R - C'est toujours difficile à dire, mais je ne crois pas que la France soit dans le "coeur de la cible" - si j'ose dire - en la matière. Par ailleurs, nous avons une tradition forte de réplique à cela, et une organisation du renseignement qui nous préserve relativement. D'autant que le gouvernement a pris les mesures qui s'imposaient. Ce qui s'est passé aux Etats-Unis, c'est aussi cela : c'est un peuple qui est sûr de lui et qui se sentait invulnérable sur son sol. D'ailleurs, il ne réagit pas exactement comme nous.
Q - Ils n'ont pas de plan Vigipirate ?
R - Ils n'ont pas de plan Vigipirate. J'ai circulé la semaine dernière dans Boston et dans Harvard. Contrairement à ce qui se passe à Paris, les poubelles étaient grandes ouvertes et les Américains avaient recommencé à vivre. Pas à Manhattan, mais dans le reste de l'Amérique. Nous avons des réactions différentes et, d'une certaine façon, cela nous protège davantage.
Q - Sur la situation économique : la Bourse de New-York va ouvrir aujourd'hui. Craignez-vous une récession? Pensez-vous qu'on va passer ce cap ?
R - Les deux avis existent. Certains pensent qu'il y aura des conséquences graves, notamment en terme de confiance et d'investissements. D'autres - et je ne suis pas loin de le penser - pensent qu'il peut aussi y avoir un rebond. Les Américains, comme l'a dit le président Bush, vont se reconstruire.
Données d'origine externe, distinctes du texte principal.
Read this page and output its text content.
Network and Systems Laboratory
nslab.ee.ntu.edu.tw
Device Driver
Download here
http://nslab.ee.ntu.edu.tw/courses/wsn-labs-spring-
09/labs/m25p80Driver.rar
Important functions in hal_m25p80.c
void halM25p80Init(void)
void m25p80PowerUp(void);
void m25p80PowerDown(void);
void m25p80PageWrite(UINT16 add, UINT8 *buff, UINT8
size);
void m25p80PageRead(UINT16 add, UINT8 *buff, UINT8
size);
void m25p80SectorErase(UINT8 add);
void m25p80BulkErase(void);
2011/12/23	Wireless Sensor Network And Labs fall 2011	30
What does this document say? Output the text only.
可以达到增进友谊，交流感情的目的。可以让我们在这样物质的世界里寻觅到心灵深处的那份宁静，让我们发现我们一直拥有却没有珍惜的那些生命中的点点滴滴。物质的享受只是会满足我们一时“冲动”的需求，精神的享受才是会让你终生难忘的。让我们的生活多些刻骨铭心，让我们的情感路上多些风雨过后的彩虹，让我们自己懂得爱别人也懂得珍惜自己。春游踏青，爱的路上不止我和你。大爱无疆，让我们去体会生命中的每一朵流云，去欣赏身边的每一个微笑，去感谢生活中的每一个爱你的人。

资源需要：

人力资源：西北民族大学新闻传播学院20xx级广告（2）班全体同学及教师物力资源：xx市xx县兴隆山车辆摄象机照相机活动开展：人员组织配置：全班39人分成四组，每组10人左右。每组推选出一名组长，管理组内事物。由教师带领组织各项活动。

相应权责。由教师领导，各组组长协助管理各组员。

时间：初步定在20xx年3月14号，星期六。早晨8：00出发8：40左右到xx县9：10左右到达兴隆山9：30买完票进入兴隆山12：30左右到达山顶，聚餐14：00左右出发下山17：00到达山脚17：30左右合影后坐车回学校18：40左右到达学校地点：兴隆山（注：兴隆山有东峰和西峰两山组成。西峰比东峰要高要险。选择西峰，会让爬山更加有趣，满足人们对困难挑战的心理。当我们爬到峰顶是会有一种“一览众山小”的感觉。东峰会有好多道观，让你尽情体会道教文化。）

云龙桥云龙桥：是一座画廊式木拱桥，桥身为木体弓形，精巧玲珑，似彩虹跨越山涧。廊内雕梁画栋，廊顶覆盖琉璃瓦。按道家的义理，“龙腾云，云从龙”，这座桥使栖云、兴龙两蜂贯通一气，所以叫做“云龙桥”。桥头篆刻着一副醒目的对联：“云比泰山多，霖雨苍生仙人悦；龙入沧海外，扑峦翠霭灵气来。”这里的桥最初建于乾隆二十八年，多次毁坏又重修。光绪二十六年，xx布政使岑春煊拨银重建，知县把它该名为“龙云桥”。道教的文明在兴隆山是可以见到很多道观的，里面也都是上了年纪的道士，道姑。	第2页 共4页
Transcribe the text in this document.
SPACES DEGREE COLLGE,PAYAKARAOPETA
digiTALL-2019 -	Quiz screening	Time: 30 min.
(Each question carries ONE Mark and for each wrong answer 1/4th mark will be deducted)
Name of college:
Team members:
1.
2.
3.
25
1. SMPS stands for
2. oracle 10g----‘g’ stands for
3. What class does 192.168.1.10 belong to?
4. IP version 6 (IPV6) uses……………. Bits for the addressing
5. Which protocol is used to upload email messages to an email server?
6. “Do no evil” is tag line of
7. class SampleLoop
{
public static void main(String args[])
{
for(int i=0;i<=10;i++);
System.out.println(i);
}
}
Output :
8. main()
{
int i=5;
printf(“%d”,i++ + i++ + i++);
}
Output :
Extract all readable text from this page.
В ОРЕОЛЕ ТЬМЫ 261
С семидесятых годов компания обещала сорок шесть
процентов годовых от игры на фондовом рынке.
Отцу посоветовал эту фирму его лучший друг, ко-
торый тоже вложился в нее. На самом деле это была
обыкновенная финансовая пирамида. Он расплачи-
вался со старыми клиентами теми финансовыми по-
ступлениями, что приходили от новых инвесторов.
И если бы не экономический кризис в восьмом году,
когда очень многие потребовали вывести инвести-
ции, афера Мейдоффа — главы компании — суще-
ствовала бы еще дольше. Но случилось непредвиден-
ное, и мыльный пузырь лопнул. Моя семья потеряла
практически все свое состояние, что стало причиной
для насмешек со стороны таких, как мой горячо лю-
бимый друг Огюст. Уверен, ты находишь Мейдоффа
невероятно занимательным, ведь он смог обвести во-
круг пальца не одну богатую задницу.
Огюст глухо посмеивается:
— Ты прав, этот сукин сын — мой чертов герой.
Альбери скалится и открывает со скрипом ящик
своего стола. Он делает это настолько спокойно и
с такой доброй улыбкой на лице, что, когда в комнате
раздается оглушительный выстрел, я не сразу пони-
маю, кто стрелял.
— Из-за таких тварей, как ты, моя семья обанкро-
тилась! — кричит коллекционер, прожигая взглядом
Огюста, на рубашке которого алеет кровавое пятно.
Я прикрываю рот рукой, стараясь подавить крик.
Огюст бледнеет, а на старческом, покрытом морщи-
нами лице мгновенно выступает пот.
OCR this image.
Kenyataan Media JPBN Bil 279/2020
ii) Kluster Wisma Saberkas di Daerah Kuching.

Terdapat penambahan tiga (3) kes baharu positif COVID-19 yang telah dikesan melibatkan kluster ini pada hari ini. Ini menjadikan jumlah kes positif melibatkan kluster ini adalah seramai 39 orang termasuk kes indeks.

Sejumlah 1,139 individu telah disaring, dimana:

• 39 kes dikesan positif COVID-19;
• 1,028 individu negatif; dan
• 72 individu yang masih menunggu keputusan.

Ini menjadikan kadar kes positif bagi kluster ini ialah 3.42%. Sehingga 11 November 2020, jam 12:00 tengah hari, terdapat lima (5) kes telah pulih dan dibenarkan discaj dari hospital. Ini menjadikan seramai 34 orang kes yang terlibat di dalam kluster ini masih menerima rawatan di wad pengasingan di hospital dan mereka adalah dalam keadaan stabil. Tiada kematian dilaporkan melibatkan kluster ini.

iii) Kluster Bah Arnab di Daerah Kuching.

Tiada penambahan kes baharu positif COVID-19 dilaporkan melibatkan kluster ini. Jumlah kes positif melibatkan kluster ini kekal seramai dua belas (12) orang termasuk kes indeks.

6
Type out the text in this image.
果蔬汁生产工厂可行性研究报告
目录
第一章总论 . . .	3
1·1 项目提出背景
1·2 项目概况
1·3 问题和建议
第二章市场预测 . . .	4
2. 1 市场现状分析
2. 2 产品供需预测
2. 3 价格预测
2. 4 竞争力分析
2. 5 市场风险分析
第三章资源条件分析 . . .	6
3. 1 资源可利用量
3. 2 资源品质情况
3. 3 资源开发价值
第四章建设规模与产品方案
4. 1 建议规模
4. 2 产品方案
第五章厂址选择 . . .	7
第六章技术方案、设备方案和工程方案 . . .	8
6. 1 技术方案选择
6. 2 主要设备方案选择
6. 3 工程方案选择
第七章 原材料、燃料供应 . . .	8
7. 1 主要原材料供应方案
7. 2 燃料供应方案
La reconstruction suppose aussi qu'on injecte des liquidités dans l'économie. Souvenez-vous de ce qui s'est passé dans les années 1930 avec la crise et Roosevelt. Je ne sais pas s'il y aura un nouveau New Deal, cette grande intervention publique. Mais quand on va injecter des dizaines et des centaines de milliards de dollars ou d'euros pour reconstituer l'économie mondiale, cela peut aussi l'aider à rebondir. Donc, pas d'alarmisme à ce stade, mais de la vigilance./.